Most people strongly support harsh measures such as chemical castration against child molesters. In a survey conducted by Realmeter, a Seoul-based opinion poll company, more than 75 percent of 700 respondents agreed with a strong measure ― whether it is chemical castration or not ― against child rapists.
Chemical castration is also enforced in some European countries such as Germany, Sweden, Norway, Denmark and Finland and some states in the United States.
Yet castration is never a panacea to uprooting pedophiles. More than anything else, the measure could be in violation of human rights in that the treatment such sex criminals undergo does not require their consent. This could trigger calls that it is unconstitutional as it is a possible violation of people’s basic rights.
Experts also warn against possible side effects from the forced measure, noting that lung or liver diseases could develop. The millions of won needed to pay for chemical castration is also an issue to opponents who raise questions about why taxpayers’ money should be spent on a procedure that has yet to be proven conclusively effective.
The biggest question is whether or not chemical castration is effective.
Statistics from abroad show that crime recurrence rates ― when castration was applied or not ― made little difference with 17.5 and 11 percent, respectively in cases.
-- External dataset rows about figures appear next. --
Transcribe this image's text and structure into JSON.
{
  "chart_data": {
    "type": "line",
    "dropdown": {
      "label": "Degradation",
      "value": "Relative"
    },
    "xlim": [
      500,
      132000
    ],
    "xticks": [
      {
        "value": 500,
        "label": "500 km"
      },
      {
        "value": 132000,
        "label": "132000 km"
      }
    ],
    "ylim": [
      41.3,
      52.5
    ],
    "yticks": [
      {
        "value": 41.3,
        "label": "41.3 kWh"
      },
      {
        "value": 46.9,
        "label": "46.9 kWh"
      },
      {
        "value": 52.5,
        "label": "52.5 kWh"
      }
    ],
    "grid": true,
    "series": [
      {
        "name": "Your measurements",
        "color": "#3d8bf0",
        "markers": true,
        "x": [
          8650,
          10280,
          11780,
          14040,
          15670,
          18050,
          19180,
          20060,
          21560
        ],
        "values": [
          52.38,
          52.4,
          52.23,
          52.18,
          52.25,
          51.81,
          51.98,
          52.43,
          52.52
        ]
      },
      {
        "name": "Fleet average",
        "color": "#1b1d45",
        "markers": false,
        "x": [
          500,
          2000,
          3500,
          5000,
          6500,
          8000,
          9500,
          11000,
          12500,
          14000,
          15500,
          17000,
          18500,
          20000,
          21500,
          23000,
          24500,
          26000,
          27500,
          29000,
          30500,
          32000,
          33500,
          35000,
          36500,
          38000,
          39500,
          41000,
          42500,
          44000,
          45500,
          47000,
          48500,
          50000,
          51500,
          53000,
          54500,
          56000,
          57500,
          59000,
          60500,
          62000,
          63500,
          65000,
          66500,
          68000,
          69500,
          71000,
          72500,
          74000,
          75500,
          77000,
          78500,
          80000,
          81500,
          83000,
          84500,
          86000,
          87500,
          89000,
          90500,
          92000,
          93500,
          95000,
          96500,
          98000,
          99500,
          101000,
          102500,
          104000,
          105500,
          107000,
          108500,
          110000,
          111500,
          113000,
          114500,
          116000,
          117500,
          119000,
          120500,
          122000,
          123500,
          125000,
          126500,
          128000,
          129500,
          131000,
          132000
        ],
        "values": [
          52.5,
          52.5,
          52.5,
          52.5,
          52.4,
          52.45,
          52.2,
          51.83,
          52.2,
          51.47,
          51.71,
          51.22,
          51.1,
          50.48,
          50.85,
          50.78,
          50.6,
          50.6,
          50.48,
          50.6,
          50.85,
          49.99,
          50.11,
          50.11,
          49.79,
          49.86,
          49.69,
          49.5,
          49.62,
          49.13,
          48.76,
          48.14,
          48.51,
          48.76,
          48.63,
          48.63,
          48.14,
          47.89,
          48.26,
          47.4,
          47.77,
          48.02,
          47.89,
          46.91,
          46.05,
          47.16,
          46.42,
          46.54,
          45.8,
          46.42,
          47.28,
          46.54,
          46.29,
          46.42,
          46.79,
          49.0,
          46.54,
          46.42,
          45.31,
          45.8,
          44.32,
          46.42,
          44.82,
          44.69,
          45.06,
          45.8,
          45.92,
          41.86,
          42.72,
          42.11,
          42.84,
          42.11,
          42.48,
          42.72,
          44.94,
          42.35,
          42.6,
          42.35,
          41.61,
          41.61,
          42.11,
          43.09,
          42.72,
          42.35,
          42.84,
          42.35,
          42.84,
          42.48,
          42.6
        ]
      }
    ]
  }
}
That is, a criminal’s characteristics and behavior do not change fundamentally and therefore, castration won’t deter molesters from committing crimes again. What is clear is that chemical castration should be conducted only when deemed necessary in consideration of the possibility of violating human rights. This means that the government should pay high heed when selecting those to be subject to castration.
In the long-term, social problems such as unstable housing conditions for the impoverished and negligence of children of dual income families need to be tackled.